To read about the beginning of the project, CLICK HERE.
The project was to provide for a comprehensive sanitary faucet system at the school.
The Chala’s Public School Sanitation Project has been finished.
July was a difficult month with rain here in Georgia. The project itself did not take more than 2 weeks. However, it was difficult with rain and lack of sunshine, as the cement took longer to dry.
The project was a collaboration of work between school staff, two hired community members (plumber and a faucet/foundation structure expert), 11th grade students of 2013-2014, and the Peace Corps Volunteer.
After receiving the funding, the members of the project met at school to discuss the timeline and meet with the hired experts again. We arranged a shopping day in town, to make the necessary purchases for the project. The plumber and our students stayed behind to begin digging and preparing the site for the installation of the new pipes and faucet.
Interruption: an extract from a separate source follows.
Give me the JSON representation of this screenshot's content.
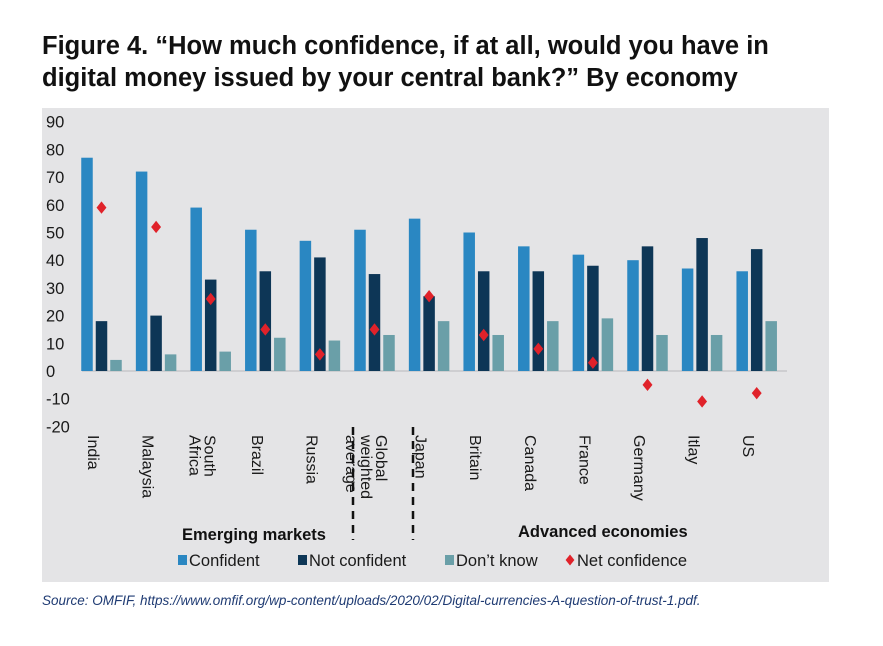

Once all the purchases were done, the new pipes were connected to the existing pipes running from the existing water basin. We ran the pipes all the way to the center of the existing square plot of land in the school yard. We successfully created piping to take the “used” water out of the school yard, without causing flooding to either of the neighboring houses or the village center. We decided for sustainability to make the faucet a bit longer in case of necessary changes to the tap itself.
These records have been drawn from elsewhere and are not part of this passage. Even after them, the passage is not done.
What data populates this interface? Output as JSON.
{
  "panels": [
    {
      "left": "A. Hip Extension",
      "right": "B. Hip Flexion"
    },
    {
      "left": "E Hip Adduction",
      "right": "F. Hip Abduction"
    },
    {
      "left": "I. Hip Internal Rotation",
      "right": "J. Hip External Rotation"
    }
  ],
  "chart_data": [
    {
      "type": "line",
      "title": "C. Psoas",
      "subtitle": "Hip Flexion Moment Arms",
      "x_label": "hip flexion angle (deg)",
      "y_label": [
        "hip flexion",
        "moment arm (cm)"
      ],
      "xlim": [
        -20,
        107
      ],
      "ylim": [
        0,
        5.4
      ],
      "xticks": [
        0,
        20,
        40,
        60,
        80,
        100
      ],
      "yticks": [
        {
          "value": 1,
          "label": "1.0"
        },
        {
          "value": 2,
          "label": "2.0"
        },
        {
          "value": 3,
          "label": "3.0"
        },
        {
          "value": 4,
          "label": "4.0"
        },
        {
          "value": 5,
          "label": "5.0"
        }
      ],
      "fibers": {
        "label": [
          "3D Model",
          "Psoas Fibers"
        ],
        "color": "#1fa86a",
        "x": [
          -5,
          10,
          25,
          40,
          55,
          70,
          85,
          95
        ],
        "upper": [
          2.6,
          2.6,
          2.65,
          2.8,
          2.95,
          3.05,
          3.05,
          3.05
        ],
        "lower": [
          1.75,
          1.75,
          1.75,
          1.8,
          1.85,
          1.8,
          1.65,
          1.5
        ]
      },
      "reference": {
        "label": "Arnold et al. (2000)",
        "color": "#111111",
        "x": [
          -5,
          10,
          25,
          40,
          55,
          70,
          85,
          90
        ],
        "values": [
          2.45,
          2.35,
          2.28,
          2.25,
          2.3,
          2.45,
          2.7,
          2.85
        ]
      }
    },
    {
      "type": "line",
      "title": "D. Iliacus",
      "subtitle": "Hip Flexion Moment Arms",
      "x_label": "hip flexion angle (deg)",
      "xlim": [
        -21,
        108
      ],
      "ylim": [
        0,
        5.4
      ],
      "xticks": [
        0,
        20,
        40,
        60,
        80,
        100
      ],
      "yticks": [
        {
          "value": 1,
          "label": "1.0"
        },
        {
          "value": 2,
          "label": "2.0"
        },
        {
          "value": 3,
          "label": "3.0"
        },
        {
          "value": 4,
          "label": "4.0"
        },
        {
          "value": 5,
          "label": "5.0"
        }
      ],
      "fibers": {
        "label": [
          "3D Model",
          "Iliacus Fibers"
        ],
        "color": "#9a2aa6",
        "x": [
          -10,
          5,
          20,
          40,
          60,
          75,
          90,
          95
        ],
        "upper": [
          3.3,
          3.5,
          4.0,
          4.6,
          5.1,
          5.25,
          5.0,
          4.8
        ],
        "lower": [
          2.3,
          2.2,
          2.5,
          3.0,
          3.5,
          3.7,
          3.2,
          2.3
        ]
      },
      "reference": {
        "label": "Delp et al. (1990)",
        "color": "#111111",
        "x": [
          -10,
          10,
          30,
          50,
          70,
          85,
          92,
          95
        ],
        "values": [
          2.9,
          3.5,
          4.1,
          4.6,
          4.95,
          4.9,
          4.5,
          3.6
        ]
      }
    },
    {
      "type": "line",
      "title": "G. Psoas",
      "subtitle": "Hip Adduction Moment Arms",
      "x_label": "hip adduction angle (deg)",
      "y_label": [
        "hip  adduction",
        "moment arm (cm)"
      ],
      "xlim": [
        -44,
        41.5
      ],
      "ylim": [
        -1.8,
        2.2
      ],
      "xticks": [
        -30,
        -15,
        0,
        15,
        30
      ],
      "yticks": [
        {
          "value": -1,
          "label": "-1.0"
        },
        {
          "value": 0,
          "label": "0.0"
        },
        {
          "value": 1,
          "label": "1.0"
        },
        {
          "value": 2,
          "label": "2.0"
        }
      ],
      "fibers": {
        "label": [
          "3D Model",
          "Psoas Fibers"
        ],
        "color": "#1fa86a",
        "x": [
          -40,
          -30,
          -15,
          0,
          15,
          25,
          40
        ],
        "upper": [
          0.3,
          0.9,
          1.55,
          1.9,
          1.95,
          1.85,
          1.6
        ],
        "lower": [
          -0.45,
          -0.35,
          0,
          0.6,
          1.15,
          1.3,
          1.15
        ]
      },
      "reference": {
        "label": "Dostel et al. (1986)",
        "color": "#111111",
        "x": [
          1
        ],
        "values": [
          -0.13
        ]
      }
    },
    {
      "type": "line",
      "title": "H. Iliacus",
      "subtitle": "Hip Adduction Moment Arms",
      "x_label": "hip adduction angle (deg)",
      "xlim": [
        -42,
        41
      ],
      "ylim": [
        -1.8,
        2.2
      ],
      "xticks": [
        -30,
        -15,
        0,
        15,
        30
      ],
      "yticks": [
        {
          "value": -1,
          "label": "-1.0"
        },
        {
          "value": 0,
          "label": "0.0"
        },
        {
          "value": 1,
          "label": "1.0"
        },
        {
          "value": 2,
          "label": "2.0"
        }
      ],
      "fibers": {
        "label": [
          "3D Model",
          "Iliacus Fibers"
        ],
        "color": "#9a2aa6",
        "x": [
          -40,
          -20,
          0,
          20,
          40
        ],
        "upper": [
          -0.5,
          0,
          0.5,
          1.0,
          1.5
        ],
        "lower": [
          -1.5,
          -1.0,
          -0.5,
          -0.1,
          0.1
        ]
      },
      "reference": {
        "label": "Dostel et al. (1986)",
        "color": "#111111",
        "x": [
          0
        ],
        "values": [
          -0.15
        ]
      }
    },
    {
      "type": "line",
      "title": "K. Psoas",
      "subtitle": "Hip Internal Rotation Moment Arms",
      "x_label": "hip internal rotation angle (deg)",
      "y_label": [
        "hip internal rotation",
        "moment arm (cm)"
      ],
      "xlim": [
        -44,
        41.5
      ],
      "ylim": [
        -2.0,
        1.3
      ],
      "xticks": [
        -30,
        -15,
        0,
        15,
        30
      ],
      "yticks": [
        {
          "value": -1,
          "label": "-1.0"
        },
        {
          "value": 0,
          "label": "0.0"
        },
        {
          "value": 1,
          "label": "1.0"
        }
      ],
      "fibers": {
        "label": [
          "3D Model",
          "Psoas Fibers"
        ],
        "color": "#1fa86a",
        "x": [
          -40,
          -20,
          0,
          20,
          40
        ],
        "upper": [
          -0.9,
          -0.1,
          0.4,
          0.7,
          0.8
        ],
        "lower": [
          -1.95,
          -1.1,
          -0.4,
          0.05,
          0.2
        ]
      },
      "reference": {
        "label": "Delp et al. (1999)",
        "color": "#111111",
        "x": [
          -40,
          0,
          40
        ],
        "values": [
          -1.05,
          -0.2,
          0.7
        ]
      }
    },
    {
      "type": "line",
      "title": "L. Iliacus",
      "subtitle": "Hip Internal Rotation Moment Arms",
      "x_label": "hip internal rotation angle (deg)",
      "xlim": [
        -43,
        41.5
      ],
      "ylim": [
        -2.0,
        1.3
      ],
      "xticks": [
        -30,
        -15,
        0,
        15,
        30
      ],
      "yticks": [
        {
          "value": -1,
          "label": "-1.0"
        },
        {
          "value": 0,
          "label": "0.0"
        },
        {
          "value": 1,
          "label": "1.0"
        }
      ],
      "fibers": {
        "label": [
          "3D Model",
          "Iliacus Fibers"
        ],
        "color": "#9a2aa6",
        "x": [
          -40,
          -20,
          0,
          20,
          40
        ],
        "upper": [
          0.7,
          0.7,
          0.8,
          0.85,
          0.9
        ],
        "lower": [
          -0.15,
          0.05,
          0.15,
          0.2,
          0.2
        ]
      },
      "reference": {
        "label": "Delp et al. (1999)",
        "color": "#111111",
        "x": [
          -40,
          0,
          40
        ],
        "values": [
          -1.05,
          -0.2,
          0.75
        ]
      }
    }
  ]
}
The faucet/foundation structure itself took the longest due to the cement needing to dry. The cement was laid by the cement expert from our village, with the help of staff and students. They used wood from the village members who donated it for the use of the project.
First, the base was laid below the ground to support the end of the pipe/drain. Then the back part of the faucet/foundation was created using a constructed wooden mold frame. There were metal rods that were stuck in and put further into the ground, to help to stabilize the back part. After this, the frame was removed and the base was completed with a wooden frame. The basin was completed with a flexible plastic frame.
After all was completed and dried, the expert and a staff member smoothed and painted the structure. The metal rods were cut down to the back part’s frame and painted over.
The students, working with the cement worker, decided they wanted to make a small square around the faucet/foundation as this is their part of the school yard (for class gardens). We cleared out the weeds and made “curbs” with leftover cement. We mixed the leftover sand and rocks together to put between the two curbs for a walking path.
The students are currently collecting wood to make benches on the existing metal that was put there for benches years ago. The students have also discussed planting rose bushes as well as other plants to “beautify” their class garden even more. They are proud of their hard work and excited for their classmates to see how they spent part of their summer. They feel happy to have made a positive difference in their community, even if it was a small difference.
The village members, who have peeked into the school yard to see what the commotion was about, have been pleasantly surprised to see the beautiful new structure. Not only is the water colder and more refreshing, but is also now harder for the animals to drink from the faucet.
With the purchases, we were able to buy a supply of soap for students to properly wash their hands. The rock path and of course the water basin have made it much more sanitary and safe for students and staff as the old basic faucet leaked and created puddles and mud where students often slipped.
The director of the school is excited to see not only the faucet/foundation structure, but to see the staff and students come together to identify a problem and to actively try to change that problem. We are all thankful for that opportunity, given the funding from Appropriate Projects and the donors.
We at Water Charity are grateful to Nicole for completing this project, and extend our thanks to those who have donated to date.